At the end of the Santa Monica City Council’s recent special meetings, which took place on the nights of May 27-28 for Biennial Budget Study Session presentations, Mayor Kevin McKeown introduced a motion to reconsider a small portion of the Zoning Ordinance.
The motion was to reconsider whether to allow Tier 3 development in an area designated Mixed Use Boulevard Low on Colorado Avenue east of 20th replica watches Street and on the south side of Broadway east of 20th street, a motion that passed unanimously by all five members present (Council members Pam O’Connor and Terry O’Day were not present for the vote).
If the marathon debates over the Zoning Ordinance and LUCE amendments taught us anything, it was that there would certainly be an outpouring of public ire and the-sky-is-falling hysteria, misguided or not.
“This item on the agenda has gotten every conceivable response from my being told that I was increasing development and increasing Tier 3, to being told that I was some how betraying the interest in housing in the community,” McKeown said.“And frankly this motion does neither.”
McKeown said his motion was in response to emails he received that misinterpreted his requested motion, some finding in it, perhaps, their own fears and concerns.
“I put this on the agenda in the interest of consistency and transparency and it has turned out to be one of the more phenomenal political Rorschach tests I’ve ever seen,” McKeown said. “A Rorschach test is where there is a blob on a piece of paper and everyone sees something different, which actually reveals more about the person seeing than about the blob of ink.”
In this case, the blob of ink was only a motion to reconsider a small portion of the Zoning ordinance, not a definitive ruling or final hearing – just a motion for a reconsidering.
Last week, McKeown had oral surgery and was “laid up for a day,” spending that time “in the thrilling endeavor of watching” the entire Zoning meetings again – which would really take more than a day, even for someone with time to kill and Buddhist like patience – “making sure that we didn’t miss anything.”

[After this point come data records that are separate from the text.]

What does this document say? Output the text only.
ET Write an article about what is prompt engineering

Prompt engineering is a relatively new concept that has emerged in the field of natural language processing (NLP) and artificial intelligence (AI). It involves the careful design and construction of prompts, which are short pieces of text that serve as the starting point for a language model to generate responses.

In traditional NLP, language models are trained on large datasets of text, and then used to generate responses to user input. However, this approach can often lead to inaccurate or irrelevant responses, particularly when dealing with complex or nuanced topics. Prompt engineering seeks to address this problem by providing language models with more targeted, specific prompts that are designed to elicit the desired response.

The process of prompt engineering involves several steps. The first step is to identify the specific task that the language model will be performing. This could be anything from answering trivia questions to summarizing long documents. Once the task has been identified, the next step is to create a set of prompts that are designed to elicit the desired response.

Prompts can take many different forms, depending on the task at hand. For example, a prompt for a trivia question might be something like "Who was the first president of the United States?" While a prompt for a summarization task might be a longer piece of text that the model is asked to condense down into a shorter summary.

What McKeown found was that there was an inconsistency. On May 5 there was a motion by Councilmember Sue Himmelrich, seconded by Mayor Pro Tempore Tony Vazquez, to remove Tier 3 from Mixed Use Boulevard Low, except for three places, one of those being Broadway.
At 2:45 am on May 6, as the meeting went on into early morning, there was a second motion that was made to direct staff to prepare a resolution of intent to remove the Broadway activity center from the LUCE.
“When I saw the two of those juxtaposed,” McKeown continued, “I realized that what we had done was on the one hand decide that we did not want a lot of commercial development adjacent to the future Saint John’s [hospital] phase two, which was 750,000 square feet of medical offices between that and the Colorado Center. And then at another point we had decided to remove the activity center but not the Tier 3.”
Councilmember Ted Winterer offered a possible direction that Council could take, a preview to what the discussion will be like later this month when it will be an item up for discussion at City Council.
“I’d make a suggestion that we bring this item forward on June 23, but just to look at a way to no longer allow Tier 3 commercial development in that area, but continuing to allow for the prospect of Tier 3 housing development,” Winterer said.
His suggestion addresses Santa Monica’s perennial housing issues by restricting large companies from commercializing land that could otherwise be used for housing.
To this end, Councilmember Gleam Davis, a supporter of Tier 3 for more housing, wondered why this idea hadn’t been applied to more areas in the City.
“If our goal is to get more housing…I’m just curious why at Broadway and Colorado we are willing to do Tier 3 for 100 percent housing, whether it is market rate or affordable, but in other areas in the City we were limiting it,” Davis said. “So I don’t know that we have to have that discussion tonight at 1:30 am – that’s probably not the right place – but I would like to hear back from people, why that distinction?”